Many times before I've written about false confessions and how police obtain them.  They're professionals, after all, and have at their disposal a frightening array of psychological and legal tricks that make such things possible.  But it's easier than that to force someone into making an untrue statement, as a recent case from Texas (highlighted by Radley Balko) shows.

Alfred Brown was a suspect in the murder of a Houston police officer.  The grand jury investigating the case brought before it Ericka Dockery, who had been Brown's girlfriend for about six months.  She told the grand jury that Brown was asleep on her couch when investigators thought he was meeting with other suspects.  But the grand jury didn't believe her and, by the time trial came around, Dockery was the state's star witness.

What happened - which we know only thanks to the fortuitous release of a usually secret grand jury transcript - is that Dockery was beaten down emotionally to the point where she did what most people who give false confessions do: she told her inquisitors what they wanted to hear.

Naturally, they suggested she was lying, asking the prosecutor about the penalty for perjury, before going on:
'I'm just trying to answer all your questions to the best of my ability,' Dockery says.
A bit later, a female juror asks pointedly: 'What are you protecting him from?'
'I'm not protecting him from anything. No ma'am. I wouldn't dare do that,' Dockery eventually responds. As [prosecutor] Rizzo and the grand jurors parse Dockery's every word and challenge each statement, she complains they're confusing her.
'No, we're not confusing you,' a grand juror says. 'We just want to find out the truth.'
But things get really nasty when the grand jurors raise the spectre of Dockery's children being taken away if she doesn't tell the "truth" they seek:
When the grand jury returns, the foreman says the members are not convinced by Dockery's story and 'wanted to express our concern' for her children if she doesn't come clean.
'That's why we're really pulling this testimony,' the foreman tells her.
The foreman adds that if the evidence shows she's perjuring herself 'then you know the kids are going to be taken by Child Protective Services, and you're going to the penitentiary and you won't see your kids for a long time.'
That was the crack in the wall, which the grand jurors then exploited with the flair of a seasoned attorney locked in cross examination of a hostile witness, with admonishments to "[t]hink about your kids, darling," and that "what we're concerned about here, is your kids."  Eventually, not only did Dockery recant Brown's alibi, she admitted making a call to another one of the suspects.  One grand juror even said she thought Dockery was in on the murder itself.

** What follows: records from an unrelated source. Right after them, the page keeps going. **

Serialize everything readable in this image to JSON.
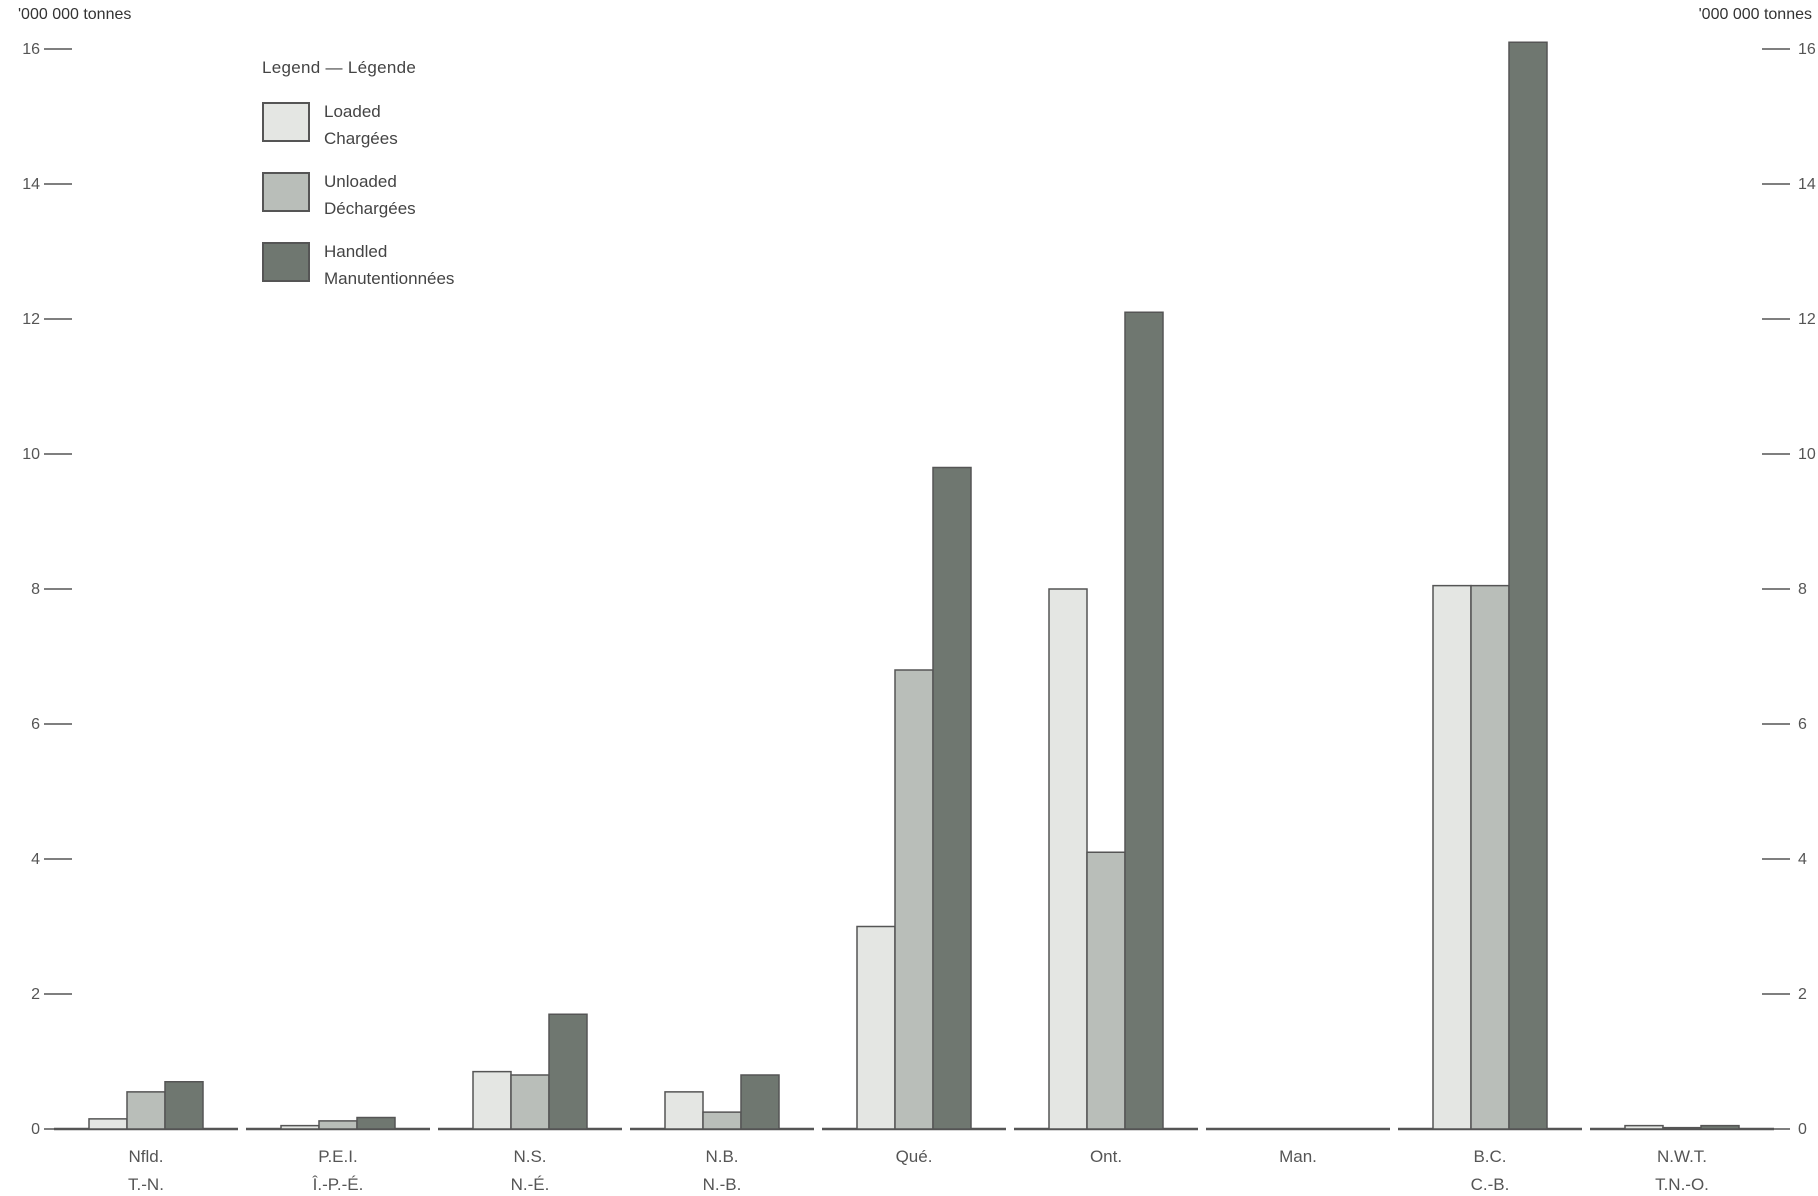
{
  "chart_data": {
    "type": "bar",
    "unit_label_left": "'000 000 tonnes",
    "unit_label_right": "'000 000 tonnes",
    "legend_title": "Legend — Légende",
    "ylim": [
      0,
      16
    ],
    "yticks": [
      0,
      2,
      4,
      6,
      8,
      10,
      12,
      14,
      16
    ],
    "categories": [
      {
        "en": "Nfld.",
        "fr": "T.-N."
      },
      {
        "en": "P.E.I.",
        "fr": "Î.-P.-É."
      },
      {
        "en": "N.S.",
        "fr": "N.-É."
      },
      {
        "en": "N.B.",
        "fr": "N.-B."
      },
      {
        "en": "Qué.",
        "fr": ""
      },
      {
        "en": "Ont.",
        "fr": ""
      },
      {
        "en": "Man.",
        "fr": ""
      },
      {
        "en": "B.C.",
        "fr": "C.-B."
      },
      {
        "en": "N.W.T.",
        "fr": "T.N.-O."
      }
    ],
    "series": [
      {
        "name": "Loaded",
        "name_fr": "Chargées",
        "color": "#e4e6e3",
        "values": [
          0.15,
          0.05,
          0.85,
          0.55,
          3.0,
          8.0,
          0.0,
          8.05,
          0.05
        ]
      },
      {
        "name": "Unloaded",
        "name_fr": "Déchargées",
        "color": "#b9beb9",
        "values": [
          0.55,
          0.12,
          0.8,
          0.25,
          6.8,
          4.1,
          0.0,
          8.05,
          0.02
        ]
      },
      {
        "name": "Handled",
        "name_fr": "Manutentionnées",
        "color": "#6f7770",
        "values": [
          0.7,
          0.17,
          1.7,
          0.8,
          9.8,
          12.1,
          0.0,
          16.1,
          0.05
        ]
      }
    ]
  }
}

As a reward for her truthiness, Dockery was charged with perjury, anyway.  She was kept in jail for 120 days, released only when she agreed to give more evidence against Brown (she even had to check in with a detective every week).  Once she testified and Brown was convicted and sent to death row, Dockery's perjury charge evaporated and she went on with her life.

What makes this situation particularly repugnant, is, as Balko explains, grand juries aren't supposed to work this way:
Grand juries are supposed to protect us from false allegations, but the old saying that prosecutors could get a grand jury to 'indict a ham sandwich' reflects the reality that most fail on that front. Instead, as this study from the Cato Institute explains, they’re often used to harass and intimidate.
Keep in mind that the traditional rules of evidence don't apply in grand juries and witnesses don't have a right to have counsel with them while testifying.  In addition, it's an entirely one-sided affair, as there is no opposing counsel to try and keep things in line.  There's not even a judge - the prosecutor runs the show.

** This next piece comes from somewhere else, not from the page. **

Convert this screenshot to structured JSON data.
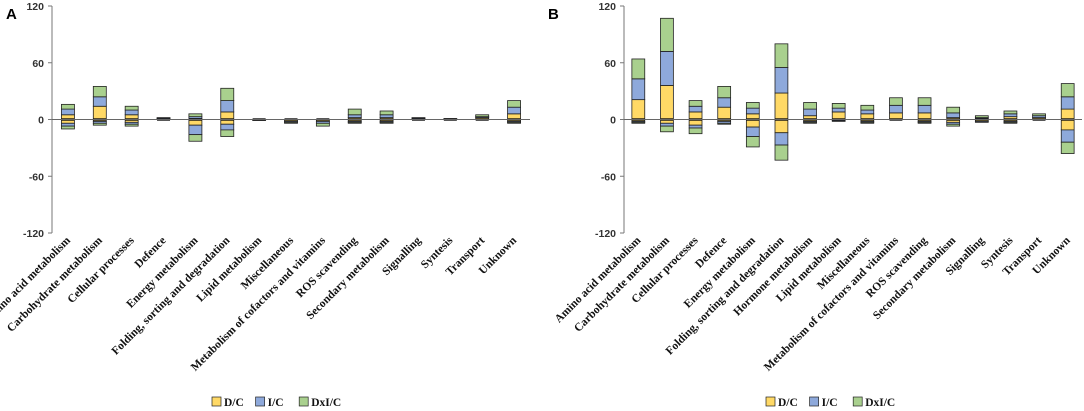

By the way, remember that phone call that Dockery said Brown made from her house originally?  Balko again (with my emphasis):
seven years later, a phone record showed up proving that Brown had called Dockery from her apartment on the morning of the murders, supporting his story — and hers, before she was pressured to change it. That important bit of exculpatory evidence was found in the garage of a Houston homicide detective. Brown is still waiting to learn if he’ll get a new trial.
It's perhaps not surprising that grand jurors, regular citizens who get pulled into doing this kind of duty, start acting like cops or prosecutors in pursuit of convictions over all else.  After all, if the cops don't have play by the rules, why should they?